Девушка подошла и обняла меня.

– Не бойся, милый, все будет хорошо.

Она нежно поцеловала меня. Я хотел ответить ей тем же, но Сашка вдруг оттолкнула меня.

– А может, я тебе уже надоела? Так ты не переживай, я ведь не навязываюсь. Скажи прямо, что любовь прошла и сиськи набок!

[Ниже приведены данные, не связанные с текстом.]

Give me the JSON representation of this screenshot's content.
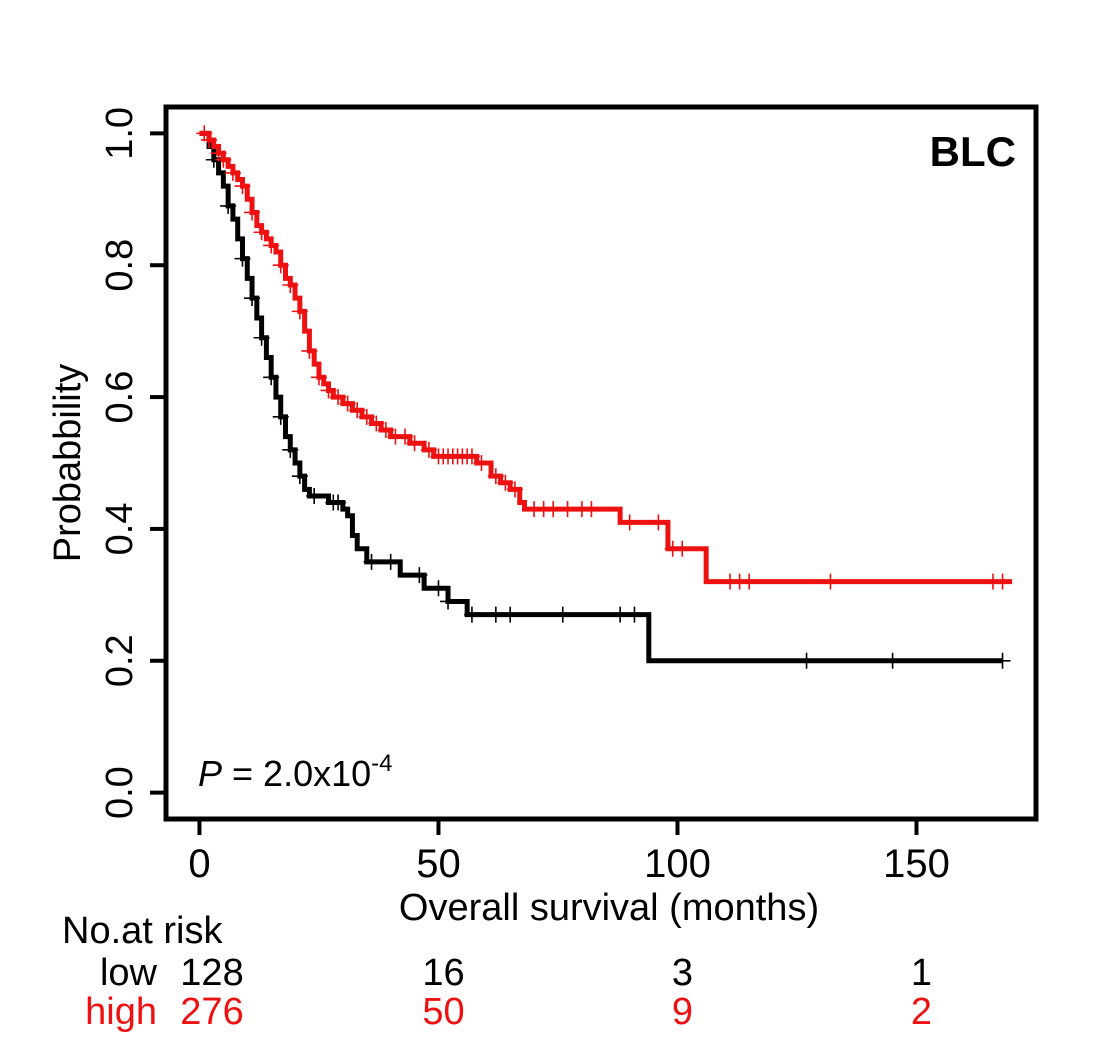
{
  "chart_data": {
    "type": "line",
    "subtype": "kaplan-meier",
    "panel_label": "BLC",
    "xlabel": "Overall survival (months)",
    "ylabel": "Probabbility",
    "xlim": [
      -7,
      175
    ],
    "ylim": [
      -0.04,
      1.04
    ],
    "x_ticks": [
      0,
      50,
      100,
      150
    ],
    "x_tick_labels": [
      "0",
      "50",
      "100",
      "150"
    ],
    "y_ticks": [
      0.0,
      0.2,
      0.4,
      0.6,
      0.8,
      1.0
    ],
    "y_tick_labels": [
      "0.0",
      "0.2",
      "0.4",
      "0.6",
      "0.8",
      "1.0"
    ],
    "annotation": {
      "p_label": "P",
      "p_eq": " = 2.0x10",
      "p_exp": "-4"
    },
    "colors": {
      "low": "#000000",
      "high": "#ee1111"
    },
    "series": [
      {
        "name": "low",
        "steps": [
          [
            0,
            1.0
          ],
          [
            2,
            0.98
          ],
          [
            3,
            0.96
          ],
          [
            4,
            0.94
          ],
          [
            5,
            0.92
          ],
          [
            6,
            0.89
          ],
          [
            7,
            0.87
          ],
          [
            8,
            0.84
          ],
          [
            9,
            0.81
          ],
          [
            10,
            0.78
          ],
          [
            11,
            0.75
          ],
          [
            12,
            0.72
          ],
          [
            13,
            0.69
          ],
          [
            14,
            0.66
          ],
          [
            15,
            0.63
          ],
          [
            16,
            0.6
          ],
          [
            17,
            0.57
          ],
          [
            18,
            0.54
          ],
          [
            19,
            0.52
          ],
          [
            20,
            0.5
          ],
          [
            21,
            0.48
          ],
          [
            22,
            0.46
          ],
          [
            23,
            0.45
          ],
          [
            27,
            0.44
          ],
          [
            30,
            0.43
          ],
          [
            31,
            0.42
          ],
          [
            32,
            0.39
          ],
          [
            33,
            0.37
          ],
          [
            35,
            0.35
          ],
          [
            42,
            0.33
          ],
          [
            47,
            0.31
          ],
          [
            52,
            0.29
          ],
          [
            56,
            0.27
          ],
          [
            94,
            0.2
          ]
        ],
        "end_x": 168,
        "censor_x": [
          3,
          6,
          9,
          11,
          13,
          15,
          17,
          19,
          21,
          24,
          28,
          29,
          36,
          40,
          46,
          50,
          52,
          57,
          62,
          65,
          76,
          88,
          91,
          127,
          145,
          168
        ]
      },
      {
        "name": "high",
        "steps": [
          [
            0,
            1.0
          ],
          [
            2,
            0.99
          ],
          [
            3,
            0.98
          ],
          [
            4,
            0.97
          ],
          [
            5,
            0.96
          ],
          [
            6,
            0.95
          ],
          [
            7,
            0.94
          ],
          [
            8,
            0.93
          ],
          [
            9,
            0.92
          ],
          [
            10,
            0.9
          ],
          [
            11,
            0.88
          ],
          [
            12,
            0.86
          ],
          [
            13,
            0.85
          ],
          [
            14,
            0.84
          ],
          [
            15,
            0.83
          ],
          [
            16,
            0.82
          ],
          [
            17,
            0.8
          ],
          [
            18,
            0.78
          ],
          [
            19,
            0.77
          ],
          [
            20,
            0.75
          ],
          [
            21,
            0.73
          ],
          [
            22,
            0.7
          ],
          [
            23,
            0.67
          ],
          [
            24,
            0.65
          ],
          [
            25,
            0.63
          ],
          [
            26,
            0.62
          ],
          [
            27,
            0.61
          ],
          [
            28,
            0.6
          ],
          [
            30,
            0.59
          ],
          [
            32,
            0.58
          ],
          [
            34,
            0.57
          ],
          [
            36,
            0.56
          ],
          [
            38,
            0.55
          ],
          [
            40,
            0.54
          ],
          [
            44,
            0.53
          ],
          [
            47,
            0.52
          ],
          [
            49,
            0.51
          ],
          [
            58,
            0.5
          ],
          [
            61,
            0.48
          ],
          [
            63,
            0.47
          ],
          [
            65,
            0.46
          ],
          [
            67,
            0.44
          ],
          [
            68,
            0.43
          ],
          [
            88,
            0.41
          ],
          [
            98,
            0.37
          ],
          [
            106,
            0.32
          ]
        ],
        "end_x": 170,
        "censor_x": [
          1,
          2,
          4,
          5,
          7,
          9,
          11,
          13,
          15,
          17,
          19,
          21,
          23,
          25,
          27,
          29,
          31,
          33,
          35,
          37,
          39,
          41,
          43,
          45,
          48,
          50,
          51,
          52,
          53,
          54,
          55,
          56,
          57,
          59,
          62,
          64,
          66,
          70,
          72,
          74,
          77,
          80,
          82,
          90,
          96,
          99,
          101,
          111,
          113,
          115,
          132,
          166,
          168
        ]
      }
    ],
    "risk_table": {
      "title": "No.at risk",
      "rows": [
        {
          "group": "low",
          "counts": [
            "128",
            "16",
            "3",
            "1"
          ]
        },
        {
          "group": "high",
          "counts": [
            "276",
            "50",
            "9",
            "2"
          ]
        }
      ]
    }
  }
}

Я притянул к себе упирающуюся злюку.

– Ну, что ты, глупая. Не выдумывай. Вместе – значит вместе.

Поцеловав, все еще сердитую, Сашку, я выбрал самый крупный апельсин, и спросил:

– Будешь апельсинку?

– Нет! – буркнула девчонка.

– А если почищу?

Сашка не выдержала и заулыбалась.

– Буду.

Сунув в рот одну дольку, остальные она протянула мне обратно

– Ладно, Сереженька. Пойду, пошуршу на кухне.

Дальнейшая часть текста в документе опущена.